RIP Most Useful, Most Funny, and Most Cool Yelp reviews 2008-2018
I almost had my Black Elite 10-year anniversary badge… I didn’t make it. It’s so difficult to maintain a long-term relationship with something that you have to give more than you receive in return.
Being an Elite, then Gold Elite, almost a Black Elite, for the course of 12 years made me realize that I should be getting money for writing.
I was upset that as the years of my elite-hood progressed into the late 2010s, I would get accepted less and less for the social invitations that I RSVP’ed to. When I was first Elite in 2008, I could go to everything and get free sake mugs too. By 2012, I was going to parties and dinners all over Los Angeles. I got full-course vegan dinners and alcoholic beverages at swanky bars. By 2016-2017, I received no response to half of the Elite invitations I tried to go to. Katie Burbank, who was the manager at the time, would prioritize the novelty of newness (new members) over the novelty of a sardonic Yelp review. Most of that Yelp from the lowly red Elites was saccharine crap. Then I stopped with Yelp and decided to take over my own Yelp and host my own reviews.

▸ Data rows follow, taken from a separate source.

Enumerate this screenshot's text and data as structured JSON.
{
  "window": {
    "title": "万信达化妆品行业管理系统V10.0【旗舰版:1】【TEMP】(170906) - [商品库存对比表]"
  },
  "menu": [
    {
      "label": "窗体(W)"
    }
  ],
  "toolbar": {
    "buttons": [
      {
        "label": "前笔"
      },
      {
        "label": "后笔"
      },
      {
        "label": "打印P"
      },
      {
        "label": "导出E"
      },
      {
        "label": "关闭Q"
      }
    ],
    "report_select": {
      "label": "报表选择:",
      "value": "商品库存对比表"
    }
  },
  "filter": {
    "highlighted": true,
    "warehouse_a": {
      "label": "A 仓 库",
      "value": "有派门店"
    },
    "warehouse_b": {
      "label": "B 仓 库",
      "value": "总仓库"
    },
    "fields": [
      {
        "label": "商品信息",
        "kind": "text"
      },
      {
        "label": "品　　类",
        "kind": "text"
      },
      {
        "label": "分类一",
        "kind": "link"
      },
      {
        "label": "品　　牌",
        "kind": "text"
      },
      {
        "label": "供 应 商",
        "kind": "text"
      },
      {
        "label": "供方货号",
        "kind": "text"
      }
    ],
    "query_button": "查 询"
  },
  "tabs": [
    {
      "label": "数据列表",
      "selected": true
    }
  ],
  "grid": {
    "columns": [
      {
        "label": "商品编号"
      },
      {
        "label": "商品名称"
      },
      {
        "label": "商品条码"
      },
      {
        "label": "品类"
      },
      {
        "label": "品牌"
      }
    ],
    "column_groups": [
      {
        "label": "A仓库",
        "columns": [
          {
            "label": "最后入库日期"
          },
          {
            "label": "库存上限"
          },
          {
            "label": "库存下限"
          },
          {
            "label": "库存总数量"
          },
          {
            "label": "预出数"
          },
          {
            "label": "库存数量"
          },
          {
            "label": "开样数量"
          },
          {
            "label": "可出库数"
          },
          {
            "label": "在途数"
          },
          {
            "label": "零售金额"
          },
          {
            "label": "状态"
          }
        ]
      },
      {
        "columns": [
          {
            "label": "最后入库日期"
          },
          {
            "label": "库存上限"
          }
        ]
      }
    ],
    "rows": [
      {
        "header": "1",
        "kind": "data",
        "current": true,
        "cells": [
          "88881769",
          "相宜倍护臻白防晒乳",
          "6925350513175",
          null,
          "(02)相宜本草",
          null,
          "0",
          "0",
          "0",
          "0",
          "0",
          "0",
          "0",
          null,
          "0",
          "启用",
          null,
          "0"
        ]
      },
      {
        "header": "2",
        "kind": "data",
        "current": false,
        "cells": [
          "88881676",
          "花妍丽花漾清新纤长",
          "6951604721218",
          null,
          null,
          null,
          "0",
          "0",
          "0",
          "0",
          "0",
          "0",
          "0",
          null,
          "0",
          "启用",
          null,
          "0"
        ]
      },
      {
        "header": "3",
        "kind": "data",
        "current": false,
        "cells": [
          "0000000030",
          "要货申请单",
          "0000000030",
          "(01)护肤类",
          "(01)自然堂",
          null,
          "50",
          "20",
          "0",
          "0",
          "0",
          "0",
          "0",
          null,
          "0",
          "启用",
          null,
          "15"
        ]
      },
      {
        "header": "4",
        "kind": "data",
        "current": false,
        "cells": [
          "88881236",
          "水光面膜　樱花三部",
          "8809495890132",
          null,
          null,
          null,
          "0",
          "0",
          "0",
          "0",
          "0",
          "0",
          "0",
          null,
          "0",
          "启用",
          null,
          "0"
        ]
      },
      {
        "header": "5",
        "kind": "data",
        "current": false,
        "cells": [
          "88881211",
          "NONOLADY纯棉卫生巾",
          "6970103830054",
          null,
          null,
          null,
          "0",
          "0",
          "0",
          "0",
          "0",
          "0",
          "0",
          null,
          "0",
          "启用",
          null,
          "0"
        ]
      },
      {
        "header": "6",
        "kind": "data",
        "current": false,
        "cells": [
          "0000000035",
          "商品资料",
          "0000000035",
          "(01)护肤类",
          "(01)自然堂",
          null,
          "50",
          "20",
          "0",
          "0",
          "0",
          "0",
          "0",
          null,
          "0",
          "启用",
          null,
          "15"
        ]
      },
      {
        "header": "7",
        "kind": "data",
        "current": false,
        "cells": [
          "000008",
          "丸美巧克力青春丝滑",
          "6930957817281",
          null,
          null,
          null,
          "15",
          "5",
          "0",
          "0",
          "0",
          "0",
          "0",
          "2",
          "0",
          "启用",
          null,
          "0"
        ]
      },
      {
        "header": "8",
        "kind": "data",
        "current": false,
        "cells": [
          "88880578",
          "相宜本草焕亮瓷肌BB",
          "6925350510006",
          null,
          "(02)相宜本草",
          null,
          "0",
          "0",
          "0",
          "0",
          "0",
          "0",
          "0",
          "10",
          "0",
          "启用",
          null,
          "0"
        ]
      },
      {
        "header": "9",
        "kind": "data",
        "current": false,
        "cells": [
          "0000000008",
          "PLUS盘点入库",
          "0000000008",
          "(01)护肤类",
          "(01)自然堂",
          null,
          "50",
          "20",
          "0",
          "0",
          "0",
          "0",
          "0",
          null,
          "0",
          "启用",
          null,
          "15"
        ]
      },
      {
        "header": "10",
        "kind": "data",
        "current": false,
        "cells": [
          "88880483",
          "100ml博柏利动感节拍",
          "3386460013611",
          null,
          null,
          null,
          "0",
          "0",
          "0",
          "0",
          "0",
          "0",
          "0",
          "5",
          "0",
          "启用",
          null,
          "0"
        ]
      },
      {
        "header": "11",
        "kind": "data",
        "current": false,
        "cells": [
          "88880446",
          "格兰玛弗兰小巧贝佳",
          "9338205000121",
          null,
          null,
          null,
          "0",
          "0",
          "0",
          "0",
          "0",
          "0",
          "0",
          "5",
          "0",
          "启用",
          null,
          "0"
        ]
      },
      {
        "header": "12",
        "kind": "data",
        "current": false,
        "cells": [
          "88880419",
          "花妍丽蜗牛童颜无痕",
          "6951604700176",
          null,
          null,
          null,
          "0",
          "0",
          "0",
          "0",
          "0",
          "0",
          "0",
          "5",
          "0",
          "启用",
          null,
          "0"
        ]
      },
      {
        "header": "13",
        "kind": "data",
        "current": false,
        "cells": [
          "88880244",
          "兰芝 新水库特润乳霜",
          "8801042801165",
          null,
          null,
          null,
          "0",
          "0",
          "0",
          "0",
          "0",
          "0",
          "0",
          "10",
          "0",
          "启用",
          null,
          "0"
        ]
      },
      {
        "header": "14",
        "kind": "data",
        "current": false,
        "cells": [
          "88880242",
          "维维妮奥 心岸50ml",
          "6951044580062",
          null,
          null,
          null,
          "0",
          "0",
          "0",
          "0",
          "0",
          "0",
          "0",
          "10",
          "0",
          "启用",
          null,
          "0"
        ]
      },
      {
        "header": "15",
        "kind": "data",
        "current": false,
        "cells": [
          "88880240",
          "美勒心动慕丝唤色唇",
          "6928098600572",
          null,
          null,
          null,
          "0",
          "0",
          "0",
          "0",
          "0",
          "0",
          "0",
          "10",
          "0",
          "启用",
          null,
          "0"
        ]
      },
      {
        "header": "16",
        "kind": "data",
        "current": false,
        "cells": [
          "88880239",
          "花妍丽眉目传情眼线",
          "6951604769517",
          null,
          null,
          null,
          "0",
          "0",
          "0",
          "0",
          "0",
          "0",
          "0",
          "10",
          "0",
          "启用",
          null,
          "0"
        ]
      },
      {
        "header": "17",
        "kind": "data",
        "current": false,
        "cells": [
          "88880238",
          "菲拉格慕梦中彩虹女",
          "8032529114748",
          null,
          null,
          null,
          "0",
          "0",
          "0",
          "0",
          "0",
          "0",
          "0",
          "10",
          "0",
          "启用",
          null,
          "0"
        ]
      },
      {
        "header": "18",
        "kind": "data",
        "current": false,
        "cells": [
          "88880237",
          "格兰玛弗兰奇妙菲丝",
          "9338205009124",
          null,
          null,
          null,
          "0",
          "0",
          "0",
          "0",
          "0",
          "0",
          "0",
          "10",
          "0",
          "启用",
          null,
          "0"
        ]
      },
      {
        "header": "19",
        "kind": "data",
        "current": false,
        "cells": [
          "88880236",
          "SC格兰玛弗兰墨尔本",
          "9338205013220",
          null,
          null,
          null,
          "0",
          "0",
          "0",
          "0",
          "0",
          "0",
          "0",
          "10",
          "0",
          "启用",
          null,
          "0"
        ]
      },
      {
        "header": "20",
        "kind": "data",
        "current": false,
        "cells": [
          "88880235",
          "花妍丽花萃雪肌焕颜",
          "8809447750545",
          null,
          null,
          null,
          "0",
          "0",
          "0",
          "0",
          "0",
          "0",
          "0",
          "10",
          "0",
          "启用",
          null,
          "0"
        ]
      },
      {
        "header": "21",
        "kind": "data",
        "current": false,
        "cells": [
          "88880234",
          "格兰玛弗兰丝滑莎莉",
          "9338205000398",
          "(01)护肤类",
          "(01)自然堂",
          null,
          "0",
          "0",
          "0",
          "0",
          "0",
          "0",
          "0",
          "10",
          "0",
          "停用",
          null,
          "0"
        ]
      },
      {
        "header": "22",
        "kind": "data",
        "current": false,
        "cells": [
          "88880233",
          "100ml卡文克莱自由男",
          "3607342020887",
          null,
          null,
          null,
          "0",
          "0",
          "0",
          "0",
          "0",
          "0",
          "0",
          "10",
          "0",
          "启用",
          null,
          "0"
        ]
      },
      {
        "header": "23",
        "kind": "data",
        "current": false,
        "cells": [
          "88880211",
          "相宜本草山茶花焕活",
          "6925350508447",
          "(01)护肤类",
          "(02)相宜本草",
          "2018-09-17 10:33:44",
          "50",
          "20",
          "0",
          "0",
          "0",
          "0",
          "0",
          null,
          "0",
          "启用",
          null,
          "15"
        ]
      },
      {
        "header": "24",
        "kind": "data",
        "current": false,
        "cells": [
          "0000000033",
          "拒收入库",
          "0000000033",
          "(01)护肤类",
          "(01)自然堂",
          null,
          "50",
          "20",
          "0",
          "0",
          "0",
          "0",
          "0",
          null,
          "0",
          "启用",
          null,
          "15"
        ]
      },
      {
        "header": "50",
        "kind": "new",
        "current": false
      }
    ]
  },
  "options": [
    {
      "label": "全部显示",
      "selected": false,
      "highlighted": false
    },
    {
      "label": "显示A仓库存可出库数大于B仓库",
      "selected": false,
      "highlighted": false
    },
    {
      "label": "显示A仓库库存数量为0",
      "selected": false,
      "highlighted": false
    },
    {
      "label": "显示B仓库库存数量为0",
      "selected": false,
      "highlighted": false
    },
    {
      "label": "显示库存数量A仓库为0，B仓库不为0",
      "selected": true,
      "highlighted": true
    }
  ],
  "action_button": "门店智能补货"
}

There was a social aspect to Yelp that wasn’t great. I never made a friend from Yelp -outside- of Yelp. It wasn’t really a way to produce social overtures like social media and dating sites could be. You would chat with people by leaving notes next to the “You’re Hot,” “You’re Cool” and “You’re Funny” compliments back and forth. There was nothing that really held Yelp friends together besides the sharing of funny reviews we wrote.
I remember part of my journey with Yelp was presenting it at UC Santa Cruz, which was incredibly fun. Not. It was criticized by these asshole white Marxists at UC Santa Cruz as propagating the fetish to consumerism. A lot of my day-to-day experiences are going out to businesses and it’s a way I can remember parts of my life beyond the great or crappy food or um ambience.